福岡県公立高校一般入試、約1万2900人が受験し思考力重視の内容に挑む
福岡県内の公立高校102校において、2026年度一般入試が3月10日に実施され、約1万2900人の受験生が挑みました。合格発表は3月19日に行われる予定です。県教育委員会によると、試験は県立94校、市立7校、組合立1校で行われ、5教科各60点の300点満点で評価されます。

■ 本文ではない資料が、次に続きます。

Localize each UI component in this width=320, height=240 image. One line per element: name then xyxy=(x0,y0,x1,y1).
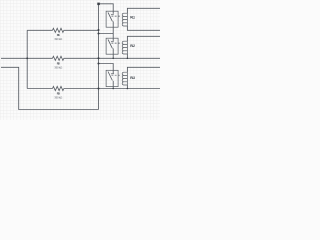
relay RL2 contact bar xyxy=(111,41,114,43)
wire left vertical xyxy=(26,30,28,88)
svg-text:RL2: RL2 xyxy=(130,44,135,48)
svg-text:390 kΩ: 390 kΩ xyxy=(54,37,63,41)
wire coil1 top to edge xyxy=(127,8,160,13)
relay RL3 coil xyxy=(122,72,127,85)
relay RL1 switch blade xyxy=(108,12,112,21)
relay RL2 switch blade xyxy=(108,39,112,48)
relay RL3 switch blade xyxy=(108,72,112,81)
node relay3 pin/row3 xyxy=(112,88,114,90)
svg-text:RL1: RL1 xyxy=(130,16,135,20)
node rail/row1 xyxy=(97,29,99,31)
wire relay1 top link xyxy=(99,4,114,14)
relay RL3 linkage dashes xyxy=(111,74,121,76)
resistor R1 xyxy=(53,28,64,32)
wire vertical rail xyxy=(98,4,100,110)
relay RL1 linkage dashes xyxy=(111,15,121,17)
wire coil1 bottom to edge xyxy=(127,26,160,30)
node rail/relay3 top xyxy=(97,62,99,64)
node left vertical/row2 xyxy=(26,57,28,59)
relay RL1 switch box xyxy=(106,11,118,27)
relay RL3 contact bar xyxy=(111,73,114,75)
node rail/row2 xyxy=(97,57,99,59)
relay RL2 switch box xyxy=(106,38,118,54)
node rail/row3 xyxy=(97,87,99,89)
wire B bottom loop xyxy=(1,67,99,109)
node coil3 pin/row3 xyxy=(127,88,129,90)
svg-text:390 kΩ: 390 kΩ xyxy=(54,96,63,100)
wire coil3 top to edge xyxy=(127,67,160,72)
relay RL1 contact bar xyxy=(111,14,114,16)
wire coil2 bottom pin xyxy=(126,54,128,58)
svg-text:RL3: RL3 xyxy=(130,76,135,80)
svg-text:390 kΩ: 390 kΩ xyxy=(54,66,63,70)
wire relay3 top link xyxy=(99,64,114,74)
background grid xyxy=(0,0,160,120)
relay RL2 linkage dashes xyxy=(111,42,121,44)
resistor R3 xyxy=(53,86,64,90)
wire row1 xyxy=(27,29,98,31)
wire coil3 bottom pin xyxy=(126,85,128,89)
node coil2 pin/row2 xyxy=(127,58,129,60)
node rail/relay1 bottom xyxy=(97,32,99,34)
resistor R2 xyxy=(53,56,64,60)
wire relay2 bottom pin xyxy=(112,48,114,58)
node relay2 pin/row2 xyxy=(112,58,114,60)
wire relay1 bottom / relay2 top xyxy=(99,21,114,41)
relay RL1 coil xyxy=(122,13,127,26)
relay RL3 switch box xyxy=(106,70,118,86)
wire row3 to right edge xyxy=(27,88,160,90)
wire relay3 bottom pin xyxy=(112,81,114,89)
wire coil2 top to edge xyxy=(127,36,160,41)
wire row2 left to right edge xyxy=(1,57,160,59)
terminal square top of rail xyxy=(97,3,100,6)
relay RL2 coil xyxy=(122,41,127,54)
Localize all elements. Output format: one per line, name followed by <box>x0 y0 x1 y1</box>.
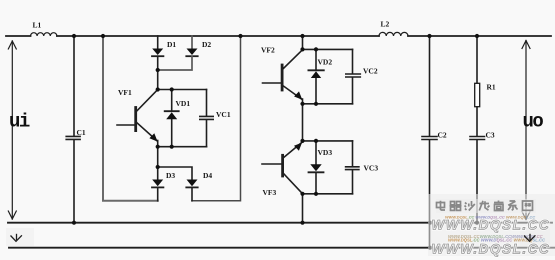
svg-text:D4: D4 <box>203 171 212 180</box>
svg-text:WWW.DQSL.CC: WWW.DQSL.CC <box>432 241 551 256</box>
svg-text:C2: C2 <box>438 131 447 140</box>
svg-text:WWW.DQSL.CC: WWW.DQSL.CC <box>432 218 551 233</box>
svg-text:VF3: VF3 <box>263 188 277 197</box>
svg-text:VC2: VC2 <box>363 67 378 76</box>
svg-text:VD2: VD2 <box>318 58 333 67</box>
svg-text:L2: L2 <box>381 20 390 29</box>
svg-text:VF2: VF2 <box>261 46 275 55</box>
svg-text:D2: D2 <box>202 40 211 49</box>
svg-text:VC3: VC3 <box>364 164 379 173</box>
svg-text:uo: uo <box>523 111 544 133</box>
svg-text:VD1: VD1 <box>176 99 191 108</box>
svg-text:C3: C3 <box>486 131 495 140</box>
svg-text:R1: R1 <box>487 83 496 92</box>
svg-text:VD3: VD3 <box>318 148 333 157</box>
svg-text:L1: L1 <box>33 21 42 30</box>
svg-text:ui: ui <box>9 111 30 133</box>
svg-text:D3: D3 <box>166 171 175 180</box>
svg-text:C1: C1 <box>77 128 86 137</box>
svg-text:D1: D1 <box>167 40 176 49</box>
svg-text:VC1: VC1 <box>216 110 231 119</box>
svg-text:VF1: VF1 <box>118 88 132 97</box>
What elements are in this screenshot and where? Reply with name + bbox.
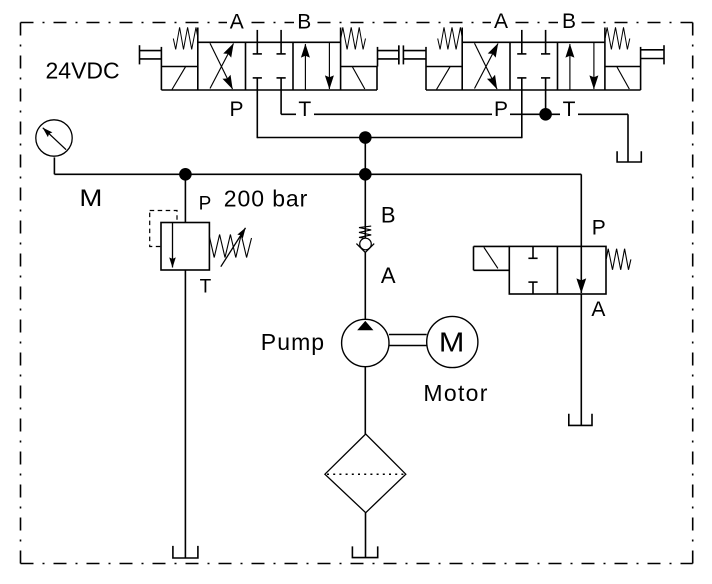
- svg-text:B: B: [297, 11, 311, 34]
- svg-text:P: P: [229, 98, 243, 121]
- svg-text:A: A: [494, 10, 508, 33]
- svg-text:Pump: Pump: [261, 329, 324, 355]
- svg-text:Motor: Motor: [423, 380, 487, 406]
- svg-text:P: P: [494, 98, 508, 121]
- svg-text:A: A: [381, 263, 396, 288]
- svg-text:T: T: [200, 277, 212, 298]
- svg-text:B: B: [381, 203, 396, 228]
- svg-text:M: M: [79, 185, 102, 212]
- svg-text:24VDC: 24VDC: [46, 58, 120, 84]
- svg-text:T: T: [563, 98, 576, 121]
- svg-text:A: A: [591, 298, 605, 321]
- svg-text:P: P: [199, 193, 212, 214]
- svg-text:B: B: [562, 10, 576, 33]
- svg-text:T: T: [298, 98, 311, 121]
- svg-text:A: A: [230, 11, 244, 34]
- svg-text:P: P: [592, 217, 606, 240]
- svg-text:M: M: [439, 326, 465, 357]
- svg-text:200 bar: 200 bar: [224, 186, 308, 212]
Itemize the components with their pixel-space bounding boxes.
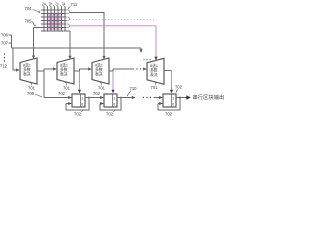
mux U1 (majority voter) bbox=[20, 58, 37, 84]
svg-text:701: 701 bbox=[63, 86, 71, 91]
wire: matrix row out right to mux U2 top bbox=[66, 31, 70, 59]
wire: FF3 feedback into left input bbox=[158, 103, 162, 105]
wire: FF1 feedback into left input bbox=[66, 103, 71, 105]
svg-text:7a: 7a bbox=[42, 2, 46, 6]
svg-text:0: 0 bbox=[81, 103, 83, 107]
crossbar column top hooks bbox=[42, 5, 65, 7]
svg-text:8选1: 8选1 bbox=[23, 63, 31, 68]
wire: magenta rail from bracket3 to mux U4 top bbox=[70, 25, 156, 27]
svg-text:704: 704 bbox=[25, 6, 33, 11]
svg-text:表决: 表决 bbox=[23, 72, 31, 77]
wire: long horizontal rail feeding mux tops bbox=[12, 47, 142, 49]
svg-text:表决: 表决 bbox=[150, 72, 158, 77]
svg-text:709: 709 bbox=[27, 91, 35, 96]
wire: FF2 feedback into left input bbox=[100, 103, 103, 105]
crossbar center highlight verticals bbox=[50, 14, 57, 30]
wire: FF2 output rightward bbox=[117, 97, 135, 99]
svg-text:7d: 7d bbox=[62, 2, 66, 6]
wire: matrix row out left to mux U1 top bbox=[34, 28, 42, 59]
mux U4 bbox=[147, 58, 164, 84]
node: FF3 output junction bbox=[179, 97, 181, 99]
leader for U4 label bbox=[154, 82, 157, 85]
svg-text:701: 701 bbox=[28, 86, 36, 91]
svg-text:多数: 多数 bbox=[150, 67, 158, 72]
svg-text:711: 711 bbox=[71, 2, 78, 7]
leader 710 bbox=[127, 91, 131, 96]
merge bracket 1 (rows 10,13.5) bbox=[66, 10, 70, 14]
svg-text:705: 705 bbox=[25, 19, 33, 24]
merge bracket 3 (rows 24,27.5) bbox=[66, 24, 70, 28]
wire: U1 output stub and branches bbox=[37, 69, 51, 98]
mux U2 bbox=[57, 58, 74, 84]
wire: U1 out down to FF1 left input bbox=[44, 97, 71, 99]
wire: FF1 output to FF2 bbox=[85, 97, 103, 99]
svg-text:701: 701 bbox=[98, 86, 106, 91]
wire from 706 to rail bbox=[9, 34, 12, 36]
crossbar row lines bbox=[41, 10, 66, 31]
leader 709 bbox=[35, 94, 42, 97]
wire: U2 output stub and branch up bbox=[74, 69, 87, 71]
wire: U4 out down to FF3 top bbox=[171, 71, 173, 93]
svg-text:表决: 表决 bbox=[95, 72, 103, 77]
wire: dotted magenta rail from bracket2 bbox=[70, 19, 156, 21]
svg-text:串行区块输出: 串行区块输出 bbox=[193, 93, 225, 101]
svg-text:702: 702 bbox=[74, 112, 82, 117]
flip-flop FF3 bbox=[163, 94, 176, 107]
svg-text:7b: 7b bbox=[49, 2, 53, 6]
leader FF3 label bbox=[176, 90, 178, 93]
leader for 711 bbox=[68, 7, 71, 10]
crossbar center highlight patch bbox=[47, 13, 62, 31]
arrowhead serial out bbox=[186, 95, 191, 99]
wire: U2 out down to FF1 top bbox=[79, 71, 81, 93]
crossbar column bottom arrowheads bbox=[43, 30, 66, 32]
svg-text:多数: 多数 bbox=[23, 67, 31, 72]
svg-text:表决: 表决 bbox=[60, 72, 68, 77]
wire: U4 output stub bbox=[164, 70, 172, 72]
svg-text:1: 1 bbox=[81, 97, 83, 101]
wire: into mux U4 left input bbox=[144, 68, 147, 70]
svg-text:8选1: 8选1 bbox=[150, 63, 158, 68]
wire: rail end drop with arrow bbox=[140, 48, 142, 52]
svg-text:8选1: 8选1 bbox=[95, 63, 103, 68]
FF1 feedback loop bbox=[66, 98, 89, 111]
FF2 feedback loop bbox=[100, 98, 121, 111]
wire: vertical joining 706/707 into rail bbox=[11, 35, 13, 48]
wire: FF3 output to serial out bbox=[176, 97, 187, 99]
wire: into FF3 left input bbox=[154, 97, 163, 99]
wire: U3 output stub and branch up bbox=[109, 69, 134, 71]
svg-text:多数: 多数 bbox=[60, 67, 68, 72]
leader for U2 label bbox=[65, 82, 66, 86]
crossbar matrix column lines (bus 708) bbox=[44, 7, 65, 31]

予想平均得点は国語35.5点、数学31.7点、社会33.2点、理科33.4点、英語32.9点の合計166.7点とされています。
思考力と表現力を重視した試験内容
今回の入試では、思考力や表現力を測ることを重視し、論述式の問題が前年度から全体で8問増加しました。難易度は「昨年度よりもやや易しい」と評価されています。国語では、複数の情報を関連づけて自身の考えを形成し、説得力のある文章を書く問題が出題され、社会では、日本の国際貢献を題材に、資料から考察する力を問う内容が含まれました。これにより、受験生の総合的な学力が試される構成となっています。
英語リスニングで機器トラブルが発生
一方、門司大翔館高等学校(北九州市門司区)と八幡中央高等学校(同市八幡西区)では、午後3時5分から開始された英語のリスニング試験において、機器の不良により放送が流れないトラブルが発生しました。県教育委員会は直ちに対応し、一部の受験場では再度リスニングを実施して筆記試験の時間を延長したり、筆記試験を終えた後に改めてリスニングを行ったりする措置を取りました。同委員会は「このトラブルが選考に影響を及ぼすことはない」と明言しており、公平性が保たれていることを強調しています。
全体として、福岡県の公立高校入試は、基礎学力に加えて思考力を評価する方向性を強めており、受験生にとっては多角的な準備が求められる試験となりました。今後の合格発表に注目が集まります。